From the CCP’s global strategy perspective, “reunification” is just an excuse. The real goal is to control the South China Sea after occupying Taiwan, threatening the international transportation lines of Japan and South Korea to the north, intensifying influence over Southeast Asian countries around the South China Sea, and threatening Australia to the south.

Before encountering problems in its own economy, Beijing’s strategy was to let its allies, such as Russia, Iran, North Korea, etc., take action first and start wars or conflicts around the world. Beijing’s leaders have been waiting for the United States to become busy putting out fires around the world, and the hands of the U.S. military are tied. The regime would then seize the opportunity to invade Taiwan by force, followed by controlling the South China Sea. In this way, the CCP would have an extremely advantageous position in the future confrontation with the Western world.

However, the West quickly awakened after the COVID-19 pandemic and the war in Ukraine, and began to gradually disengage from the CCP, thereby making the CCP face a comprehensive challenge to China’s economy. The U.S. military has rapidly increased its military strength in the Western Pacific, and countries such as Japan and the Philippines have taken the lead in assisting the U.S. military in establishing various facilities needed to support Taiwan’s defense. As a result, the CCP’s plan to invade Taiwan by force has become increasingly remote.

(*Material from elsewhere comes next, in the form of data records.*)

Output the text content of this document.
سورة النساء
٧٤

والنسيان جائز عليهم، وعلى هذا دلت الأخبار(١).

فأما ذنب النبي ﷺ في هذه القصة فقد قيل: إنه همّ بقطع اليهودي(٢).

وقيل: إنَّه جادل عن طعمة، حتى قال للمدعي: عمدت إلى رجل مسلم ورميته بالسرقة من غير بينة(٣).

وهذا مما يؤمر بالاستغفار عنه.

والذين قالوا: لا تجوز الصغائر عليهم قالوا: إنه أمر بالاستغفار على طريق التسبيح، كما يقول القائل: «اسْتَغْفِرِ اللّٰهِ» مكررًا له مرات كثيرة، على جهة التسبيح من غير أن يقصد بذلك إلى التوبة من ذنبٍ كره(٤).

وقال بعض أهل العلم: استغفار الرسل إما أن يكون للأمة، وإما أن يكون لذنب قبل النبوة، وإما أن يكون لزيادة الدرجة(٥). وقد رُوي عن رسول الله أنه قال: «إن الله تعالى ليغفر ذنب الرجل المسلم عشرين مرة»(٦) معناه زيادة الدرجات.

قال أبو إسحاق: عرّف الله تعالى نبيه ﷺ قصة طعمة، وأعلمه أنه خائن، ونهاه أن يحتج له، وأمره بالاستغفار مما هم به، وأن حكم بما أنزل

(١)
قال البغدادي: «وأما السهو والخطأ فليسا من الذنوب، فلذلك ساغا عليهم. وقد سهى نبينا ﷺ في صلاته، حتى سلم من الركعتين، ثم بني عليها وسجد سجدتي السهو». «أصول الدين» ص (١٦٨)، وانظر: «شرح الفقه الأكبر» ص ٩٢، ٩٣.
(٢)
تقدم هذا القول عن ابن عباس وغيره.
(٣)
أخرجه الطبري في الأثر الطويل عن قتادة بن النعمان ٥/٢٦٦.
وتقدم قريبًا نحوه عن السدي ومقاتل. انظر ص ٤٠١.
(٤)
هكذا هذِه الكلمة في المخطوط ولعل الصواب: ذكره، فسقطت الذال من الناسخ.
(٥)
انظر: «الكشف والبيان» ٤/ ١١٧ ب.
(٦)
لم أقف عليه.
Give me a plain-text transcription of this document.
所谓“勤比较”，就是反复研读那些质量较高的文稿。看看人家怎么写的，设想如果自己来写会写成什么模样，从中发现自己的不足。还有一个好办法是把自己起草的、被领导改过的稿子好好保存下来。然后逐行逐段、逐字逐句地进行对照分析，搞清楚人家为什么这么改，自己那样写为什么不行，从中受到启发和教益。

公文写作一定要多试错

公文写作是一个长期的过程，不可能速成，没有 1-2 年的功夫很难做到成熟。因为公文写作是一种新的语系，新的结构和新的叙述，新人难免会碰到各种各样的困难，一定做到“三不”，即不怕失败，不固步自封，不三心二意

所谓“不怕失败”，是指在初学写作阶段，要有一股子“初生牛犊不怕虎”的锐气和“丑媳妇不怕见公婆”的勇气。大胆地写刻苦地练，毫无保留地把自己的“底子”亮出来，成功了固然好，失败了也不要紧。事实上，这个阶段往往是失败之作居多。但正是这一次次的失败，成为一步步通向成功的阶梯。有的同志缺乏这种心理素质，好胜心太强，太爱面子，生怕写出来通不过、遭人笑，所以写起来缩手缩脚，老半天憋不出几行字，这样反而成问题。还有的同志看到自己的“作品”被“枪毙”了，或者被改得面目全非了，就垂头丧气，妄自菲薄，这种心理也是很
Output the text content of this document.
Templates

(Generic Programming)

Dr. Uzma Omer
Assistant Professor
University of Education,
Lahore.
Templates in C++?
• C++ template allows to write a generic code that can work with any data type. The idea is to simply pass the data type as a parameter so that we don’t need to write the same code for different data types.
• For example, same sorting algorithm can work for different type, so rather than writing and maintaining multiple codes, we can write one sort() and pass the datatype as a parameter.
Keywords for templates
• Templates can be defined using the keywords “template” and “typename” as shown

Therefore, the CCP has to adjust its expansion strategy and settle for second best. Consolidating the anti-American alliance on the Eurasian continent has become the top priority.

However, over the past few decades, the Chinese people have become accustomed to good days with the help of technology, investment, and market resources from the West. Beijing needs to give the Chinese people a compelling reason to break away from their wealthy Western friends and accept impoverished friends like Russia, Iran, North Korea, the Taliban in Afghanistan, Belarus, and the five Central Asian countries. To accomplish this transformation, the CCP needs tremendous excuses.

An invasion of Kinmen may just come as a huge gamble serving the CCP’s purpose.

Views expressed in this article are opinions of the author and do not necessarily reflect the views of The Epoch Times.